I'm troubled by solving a homework problem:
If $\operatorname{Gal}(K/\mathbb{Q}) \cong \mathbb{Z}/4\mathbb{Z}$ then $\mathbb{i} = \sqrt{-1} \notin K$
Any hints?
I'm troubled by solving a homework problem:
If $\operatorname{Gal}(K/\mathbb{Q}) \cong \mathbb{Z}/4\mathbb{Z}$ then $\mathbb{i} = \sqrt{-1} \notin K$
Any hints?
If $\mathrm{Gal}(K/\mathbb{Q}) \cong\mathbb{Z}_4$, then $[K:\mathbb{Q}]=4$ and $K$ has a unique subfield of degree $2$ over $\mathbb{Q}$. If $i\in K$, then this unique subfield must be $F=\mathbb{Q}(i)$.

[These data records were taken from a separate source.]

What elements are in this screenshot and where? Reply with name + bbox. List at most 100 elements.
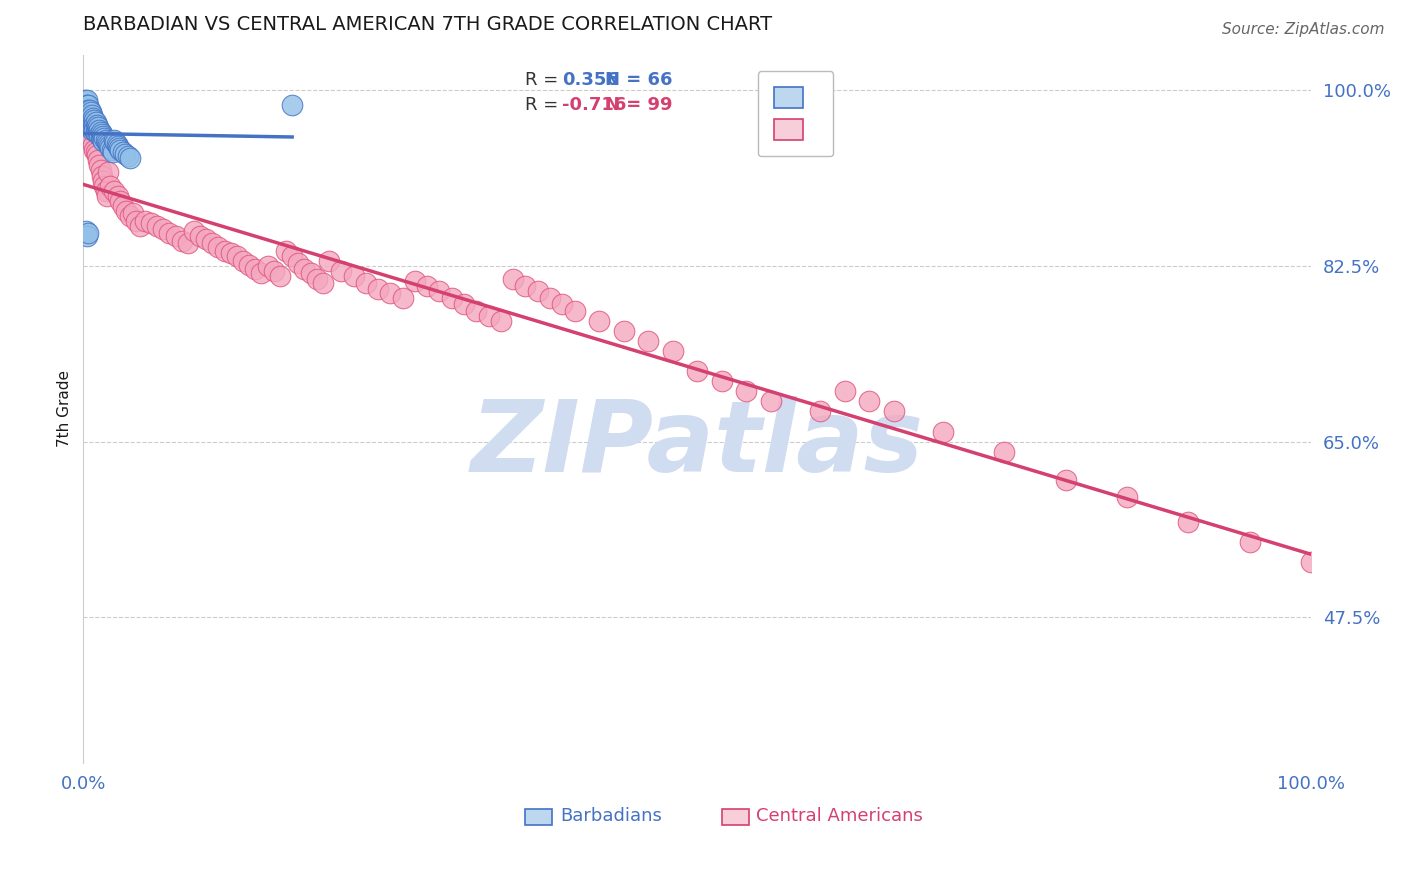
Text: R =: R =: [526, 95, 564, 113]
Point: [100, 144, 122, 158]
Point: [80, 118, 103, 132]
Point: [103, 133, 125, 147]
Point: [100, 141, 122, 155]
Text: Source: ZipAtlas.com: Source: ZipAtlas.com: [1222, 22, 1385, 37]
Point: [318, 253, 340, 268]
FancyBboxPatch shape: [721, 809, 749, 824]
Point: [77, 108, 100, 122]
Point: [80, 105, 103, 120]
Point: [79, 118, 101, 132]
Point: [440, 291, 463, 305]
Point: [96, 136, 118, 150]
Point: [165, 228, 187, 243]
Point: [367, 282, 389, 296]
Point: [139, 216, 162, 230]
Point: [87, 153, 110, 168]
Point: [93, 178, 115, 193]
Point: [79, 108, 101, 122]
Point: [77, 98, 100, 112]
Point: [342, 268, 364, 283]
Point: [83, 123, 105, 137]
Point: [90, 125, 112, 139]
Point: [858, 394, 880, 409]
Point: [76, 115, 98, 129]
Point: [281, 249, 304, 263]
Point: [1054, 473, 1077, 487]
Point: [89, 123, 111, 137]
Point: [80, 120, 103, 135]
Point: [84, 145, 107, 160]
Point: [83, 118, 105, 132]
Point: [87, 125, 110, 139]
Point: [883, 404, 905, 418]
Point: [75, 108, 97, 122]
Point: [686, 364, 709, 378]
Point: [93, 131, 115, 145]
Point: [152, 221, 174, 235]
Point: [83, 144, 105, 158]
Point: [120, 152, 142, 166]
Point: [97, 165, 120, 179]
Point: [551, 297, 574, 311]
Point: [219, 245, 242, 260]
Point: [105, 137, 128, 152]
Point: [73, 93, 96, 107]
Point: [76, 228, 98, 243]
Point: [83, 113, 105, 128]
Point: [502, 272, 524, 286]
Point: [232, 253, 254, 268]
Point: [77, 103, 100, 118]
Point: [416, 279, 439, 293]
Point: [82, 112, 104, 126]
Point: [120, 209, 142, 223]
Point: [391, 291, 413, 305]
Point: [103, 184, 125, 198]
Point: [269, 268, 291, 283]
Point: [735, 384, 758, 399]
Point: [104, 136, 127, 150]
Point: [305, 272, 328, 286]
Point: [170, 234, 193, 248]
Point: [80, 113, 103, 128]
Point: [526, 284, 548, 298]
Point: [76, 103, 98, 118]
Point: [94, 133, 117, 147]
Point: [195, 232, 218, 246]
Point: [188, 228, 211, 243]
Point: [134, 213, 156, 227]
Point: [117, 149, 139, 163]
Point: [183, 224, 205, 238]
Point: [108, 141, 131, 155]
Point: [404, 274, 426, 288]
Point: [201, 235, 224, 250]
Y-axis label: 7th Grade: 7th Grade: [58, 370, 72, 448]
Point: [89, 158, 111, 172]
Point: [79, 103, 101, 118]
Point: [87, 120, 110, 135]
Point: [932, 425, 955, 439]
Point: [429, 284, 451, 298]
Point: [281, 98, 304, 112]
Point: [330, 264, 353, 278]
Point: [82, 121, 104, 136]
Point: [125, 213, 148, 227]
Point: [613, 324, 636, 338]
Point: [808, 404, 831, 418]
Point: [1239, 535, 1261, 549]
Point: [75, 98, 97, 112]
Text: BARBADIAN VS CENTRAL AMERICAN 7TH GRADE CORRELATION CHART: BARBADIAN VS CENTRAL AMERICAN 7TH GRADE …: [83, 15, 772, 34]
Point: [465, 304, 488, 318]
Point: [94, 184, 117, 198]
Point: [107, 139, 129, 153]
Point: [1177, 515, 1199, 529]
Point: [294, 261, 316, 276]
Point: [1116, 490, 1139, 504]
Point: [75, 103, 97, 118]
Point: [129, 219, 152, 233]
Point: [564, 304, 586, 318]
Point: [82, 116, 104, 130]
Point: [84, 120, 107, 135]
Text: N = 66: N = 66: [605, 70, 672, 89]
Point: [80, 110, 103, 124]
Point: [263, 264, 285, 278]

Now, $K$ is a degree 2 extension of $F$, so there is an element $\beta$ of $F$ such that $K=F(\sqrt{\beta})$ (same argument as for quadratic extensions of $\mathbb{Q}$: you have an irreducible quadratic, the extension is given by the square root of the discriminant).
Now, $\beta = r + si$ for some $r,s\in\mathbb{Q}$. The square root of $\beta$ can be expressed as $p+qi$, where $p = \frac{\sqrt{2}}{2}\sqrt{\sqrt{r^2+s^2} + r},\quad q = \frac{\pm\sqrt{2}}{2}\sqrt{\sqrt{r^2+s^2}-r}.$ Complex conjugation is an automorphism of $K$, so we have both $\sqrt{\beta}$ and its complex conjugate in $K$. That means that we have both both $p$ and $q$ in $K$.
Now, look at $p^2$; it's in $K$. What else can you say?